I would rather use Jekyll, as I want the complete flexibility to add components and experiment with different frameworks, but more importantly to develop a fast-loading static website. Performance is everything.

You may have heard of the expression ‘time is money’ and there is a grain of wisdom in the saying. For me, I still want to rekindle my web development skills and branch to app development for iOS. I appreciate the necessity to develop a customer-focused service that caters to impatient people.

Backup

I have also decided to enable the automation of weekly backups of this blog. I typically backup the content manually on a monthly basis. However, as I want to publish a few more reflections within a given month, I may as well play safe and be proactive to periodically save often. I too have learned the hard way in not saving my data on a regular basis.

Conclusion

On the surface, there is no real change to this blog other than a subtle speed boost. When I have time to develop Indescribable Love 2.0 then I will likely use Jekyll to generate a static website from scratch. I will likely be hosting Blog 2.0 using DigitalOcean due to the flexibility to host outside the UK. So far, I am using DigitalOcean to host a side project (an alternative portfolio page), which is a single HTML page with clean CSS code. A bit of wasted space, but as I said, I am keen to rekindle my web skillset and catch up with the new web technologies.
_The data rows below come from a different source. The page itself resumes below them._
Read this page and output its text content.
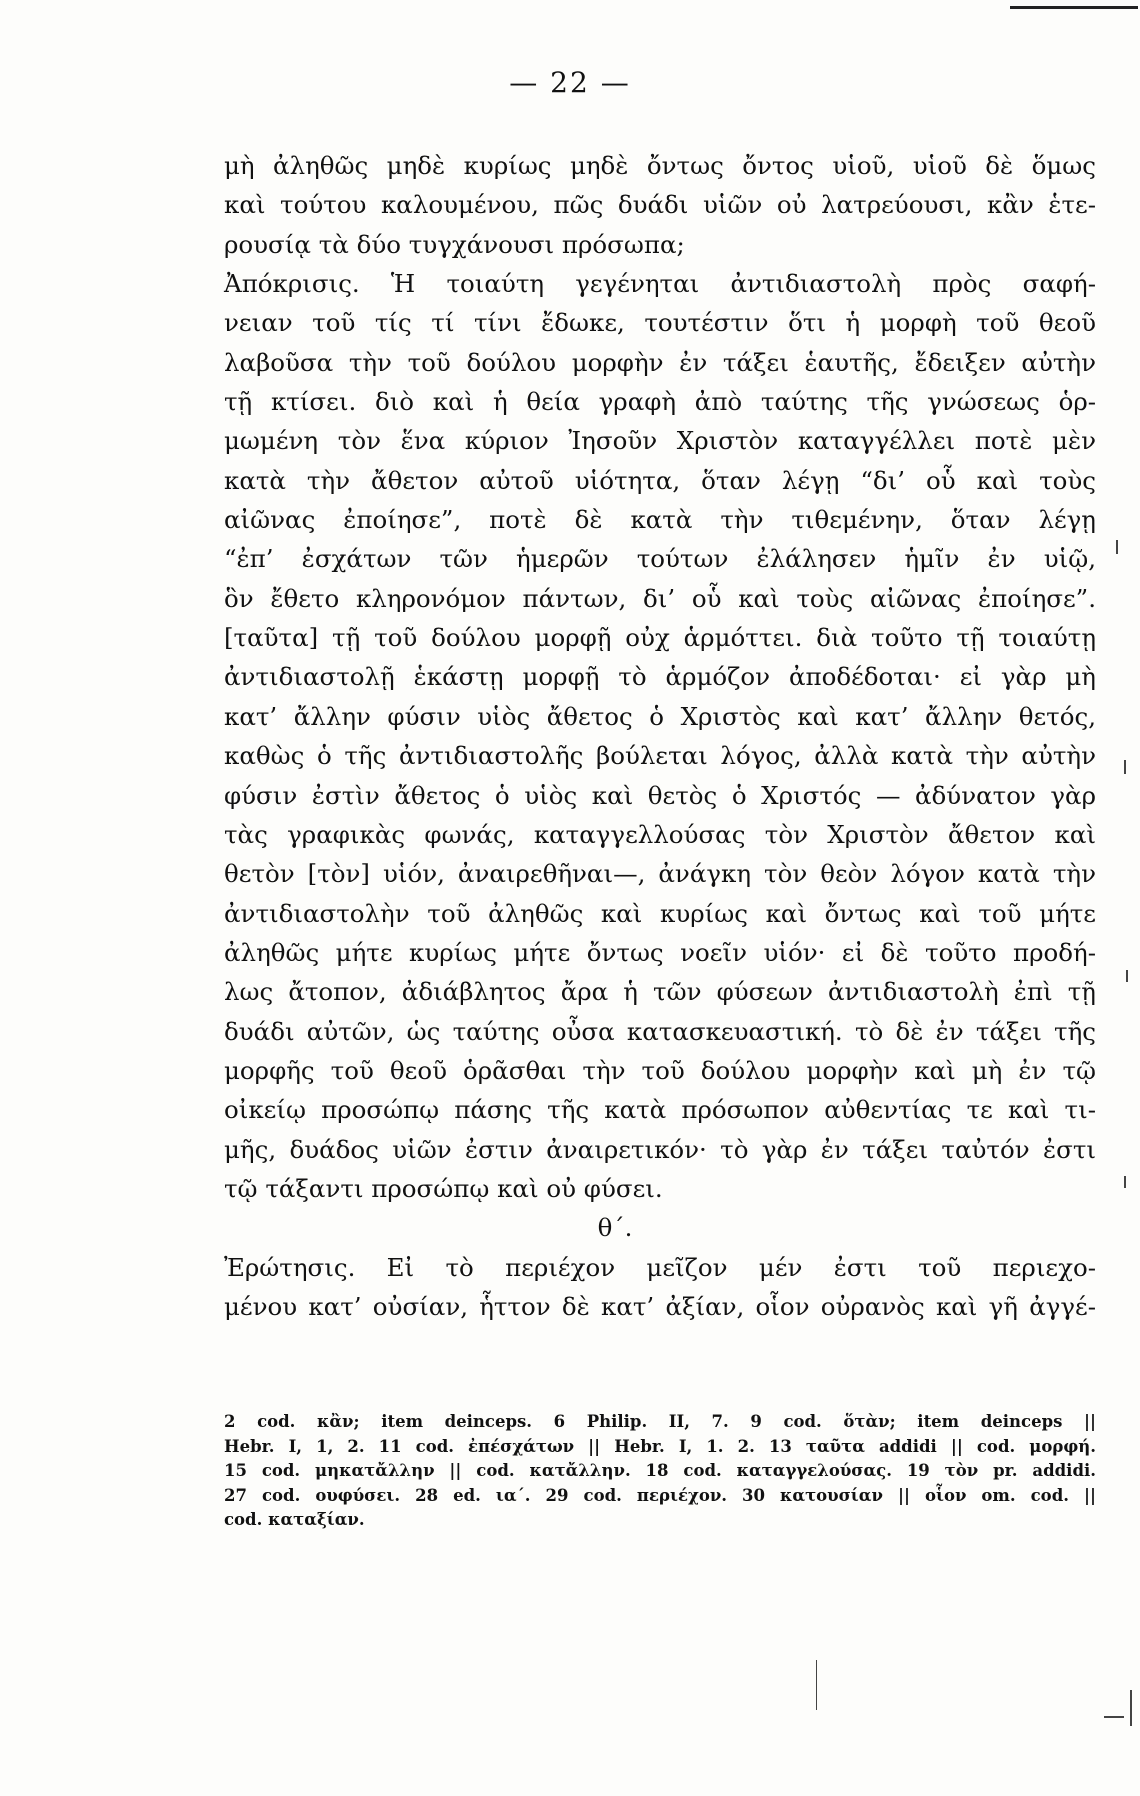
— 22 —
μὴ ἀληθῶς μηδὲ κυρίως μηδὲ ὄντως ὄντος υἱοῦ, υἱοῦ δὲ ὅμως
καὶ τούτου καλουμένου, πῶς δυάδι υἱῶν οὐ λατρεύουσι, κἂν ἑτε-
ρουσίᾳ τὰ δύο τυγχάνουσι πρόσωπα;
Ἀπόκρισις. Ἡ τοιαύτη γεγένηται ἀντιδιαστολὴ πρὸς σαφή-
νειαν τοῦ τίς τί τίνι ἔδωκε, τουτέστιν ὅτι ἡ μορφὴ τοῦ θεοῦ
λαβοῦσα τὴν τοῦ δούλου μορφὴν ἐν τάξει ἑαυτῆς, ἔδειξεν αὐτὴν
τῇ κτίσει. διὸ καὶ ἡ θεία γραφὴ ἀπὸ ταύτης τῆς γνώσεως ὁρ-
μωμένη τὸν ἕνα κύριον Ἰησοῦν Χριστὸν καταγγέλλει ποτὲ μὲν
κατὰ τὴν ἄθετον αὐτοῦ υἱότητα, ὅταν λέγῃ “δι’ οὗ καὶ τοὺς
αἰῶνας ἐποίησε”, ποτὲ δὲ κατὰ τὴν τιθεμένην, ὅταν λέγῃ
“ἐπ’ ἐσχάτων τῶν ἡμερῶν τούτων ἐλάλησεν ἡμῖν ἐν υἱῷ,
ὃν ἔθετο κληρονόμον πάντων, δι’ οὗ καὶ τοὺς αἰῶνας ἐποίησε”.
[ταῦτα] τῇ τοῦ δούλου μορφῇ οὐχ ἁρμόττει. διὰ τοῦτο τῇ τοιαύτῃ
ἀντιδιαστολῇ ἑκάστῃ μορφῇ τὸ ἁρμόζον ἀποδέδοται· εἰ γὰρ μὴ
κατ’ ἄλλην φύσιν υἱὸς ἄθετος ὁ Χριστὸς καὶ κατ’ ἄλλην θετός,
καθὼς ὁ τῆς ἀντιδιαστολῆς βούλεται λόγος, ἀλλὰ κατὰ τὴν αὐτὴν
φύσιν ἐστὶν ἄθετος ὁ υἱὸς καὶ θετὸς ὁ Χριστός — ἀδύνατον γὰρ
τὰς γραφικὰς φωνάς, καταγγελλούσας τὸν Χριστὸν ἄθετον καὶ
θετὸν [τὸν] υἱόν, ἀναιρεθῆναι—, ἀνάγκη τὸν θεὸν λόγον κατὰ τὴν
ἀντιδιαστολὴν τοῦ ἀληθῶς καὶ κυρίως καὶ ὄντως καὶ τοῦ μήτε
ἀληθῶς μήτε κυρίως μήτε ὄντως νοεῖν υἱόν· εἰ δὲ τοῦτο προδή-
λως ἄτοπον, ἀδιάβλητος ἄρα ἡ τῶν φύσεων ἀντιδιαστολὴ ἐπὶ τῇ
δυάδι αὐτῶν, ὡς ταύτης οὖσα κατασκευαστική. τὸ δὲ ἐν τάξει τῆς
μορφῆς τοῦ θεοῦ ὁρᾶσθαι τὴν τοῦ δούλου μορφὴν καὶ μὴ ἐν τῷ
οἰκείῳ προσώπῳ πάσης τῆς κατὰ πρόσωπον αὐθεντίας τε καὶ τι-
μῆς, δυάδος υἱῶν ἐστιν ἀναιρετικόν· τὸ γὰρ ἐν τάξει ταὐτόν ἐστι
τῷ τάξαντι προσώπῳ καὶ οὐ φύσει.
θ΄.
Ἐρώτησις. Εἰ τὸ περιέχον μεῖζον μέν ἐστι τοῦ περιεχο-
μένου κατ’ οὐσίαν, ἧττον δὲ κατ’ ἀξίαν, οἷον οὐρανὸς καὶ γῆ ἀγγέ-
2 cod. κἂν; item deinceps. 6 Philip. II, 7. 9 cod. ὅτὰν; item deinceps ||
Hebr. I, 1, 2. 11 cod. ἐπέσχάτων || Hebr. I, 1. 2. 13 ταῦτα addidi || cod. μορφή.
15 cod. μηκατἄλλην || cod. κατἄλλην. 18 cod. καταγγελούσας. 19 τὸν pr. addidi.
27 cod. ουφύσει. 28 ed. ια΄. 29 cod. περιέχον. 30 κατουσίαν || οἷον om. cod. ||
cod. καταξίαν.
Although this post is outside the norm of my typical (and non-technical) reflections, I am happy to share what powers this blog behind the scenes. I am also amazed at how far we have come to host and design websites. Literally everything can be achieved at the touch of a button. I do wonder if we will be made redundant due to the advancement of artificial intelligence. Sadly, when you look outside in this sin-driven world, I wonder if artificial intelligence will actually humanise us to seek God in our earnest hour.